Despite all the horrific abuse that Norma Jean faces, the real tragedy of Blonde is that these people got away with fictionalizing a real woman beyond recognition. Between scenes of Norma’s degradation, her love of acting, her intellectualism, and her desire to be happy reach through the trauma porn like hopeful flowers. But it only appears in dialogue. In two hours and 45 minutes, Norma Jean makes no decisions for herself and doesn’t drive the plot forward in any way. In Blonde, things happen to her, and they’re all bad things. Her babies are forcefully or accidentally taken away. While Norma mentions a feeble attempt to look for clues about her father’s identity, her actions in this plot line consist of passively waiting for him to find her as she receives letters from him. Her career starts without her consent via a graphic rape scene, and continues without her consent. Despite this, her desire to live a different life exists again only in dialogue, not action. Outside of episodes of psychosis, where she is subsequently tranquilized, she doesn’t make any moves to take control of her life at all. She is so aggressively passive it is infantilizing. In the end, it seems the only thing she does choose is her own death, which is used as an excuse to neatly end the film. In Blonde, there truly is no plot for Norma to move forward—just a progression of romanticized abuse, for which de Armas’s character exists only as a powerless vessel to receive.
“Despite all the horrific abuse that Norma Jean faces, the real tragedy of Blonde is that these people got away with fictionalizing a real woman beyond recognition.”
Even if the real Marilyn was as powerless as Oates and Dominik’s version, this kind of directionless violence just doesn’t make for good cinema. Yes, you have to fictionalize real life to create something “bigger than” in film. But hyperfocusing on the unrelenting abuse of a powerless character not only makes for a film that is unable to redeem itself—it’s also an insult to a very real and complex woman who, despite the tragedy of her life and death, was so much more than her pain. The real Norma Jean spent her childhood in foster homes, and used the cinema as an escape. That’s what made her want to become an actress. She wrote and contributed to her school newspaper. She worked in a factory where she met a photographer who launched her modeling career. The real Norma’s acting career didn’t begin with assault; she was signed with 20th Century Fox after a standard screen test. Unlike Dominik’s Norma, the real Norma played a huge role in the creation and management of the Marilyn Monroe image—she wasn’t powerless. The real Norma founded her own production company after being underpaid by her old studio, and was the head of a thriving business.

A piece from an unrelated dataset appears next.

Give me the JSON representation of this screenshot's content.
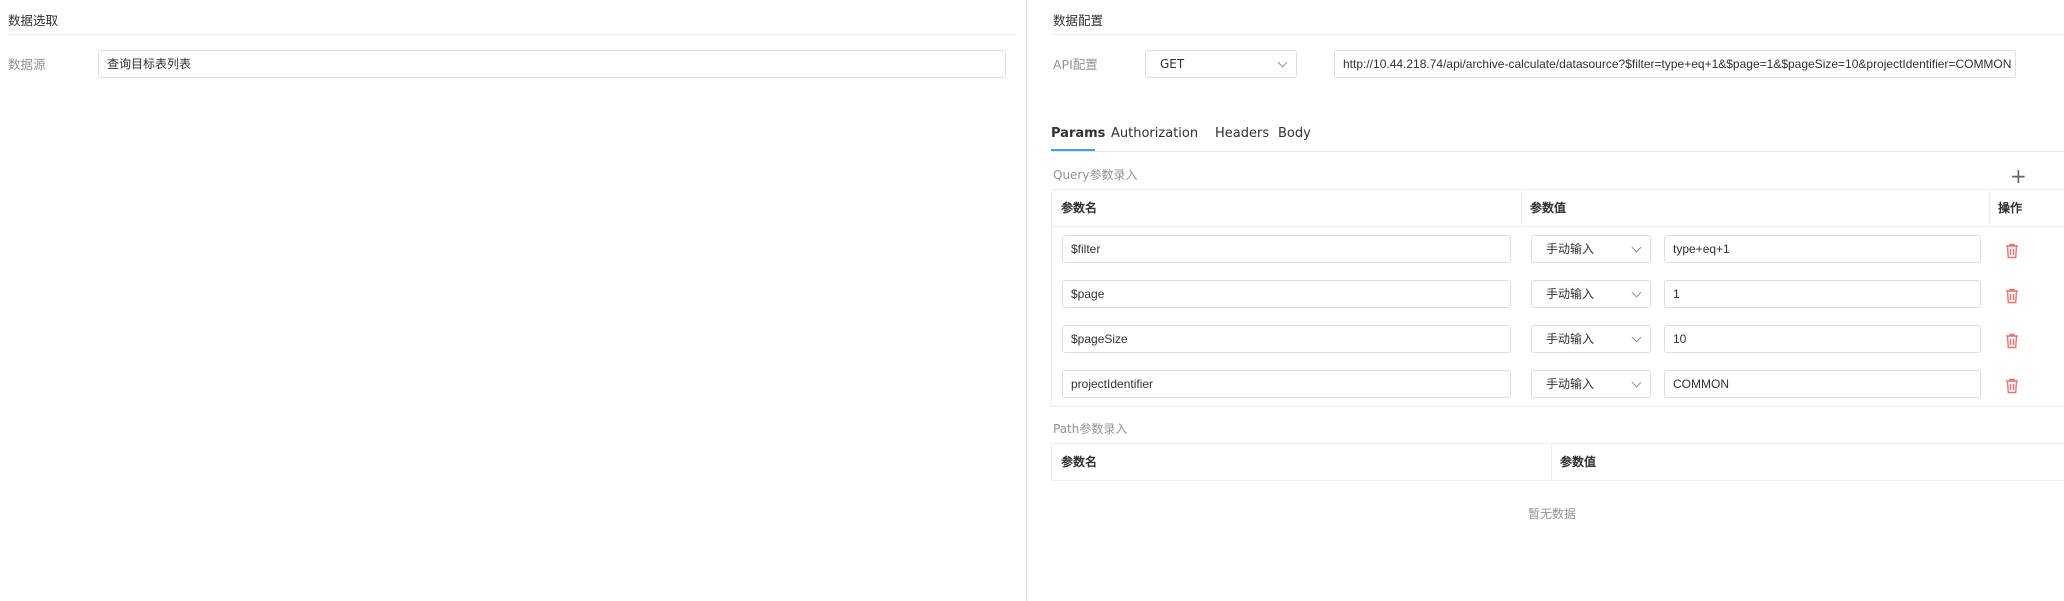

Fictionalized or not, biopics should do more than make real-life women powerless objects of pity. And if your defense of the film is, “Well, that’s what the book is about,” maybe they should never have adapted it in the first place.
Like all art that misses the mark, this film actually accomplishes exactly what it positions itself against. In Blonde, a real and powerful woman (who is no longer alive to speak for herself) is reduced to a passive victim. In an attempt to artistically illustrate the horrors of being over-sexualized and stripped of your autonomy, this film ends up doing the exact same thing: It erases the actual power that the real Norma Jean had in her short but marvelous life. The real Marilyn would have read this script and laughed, and then maybe had a drink.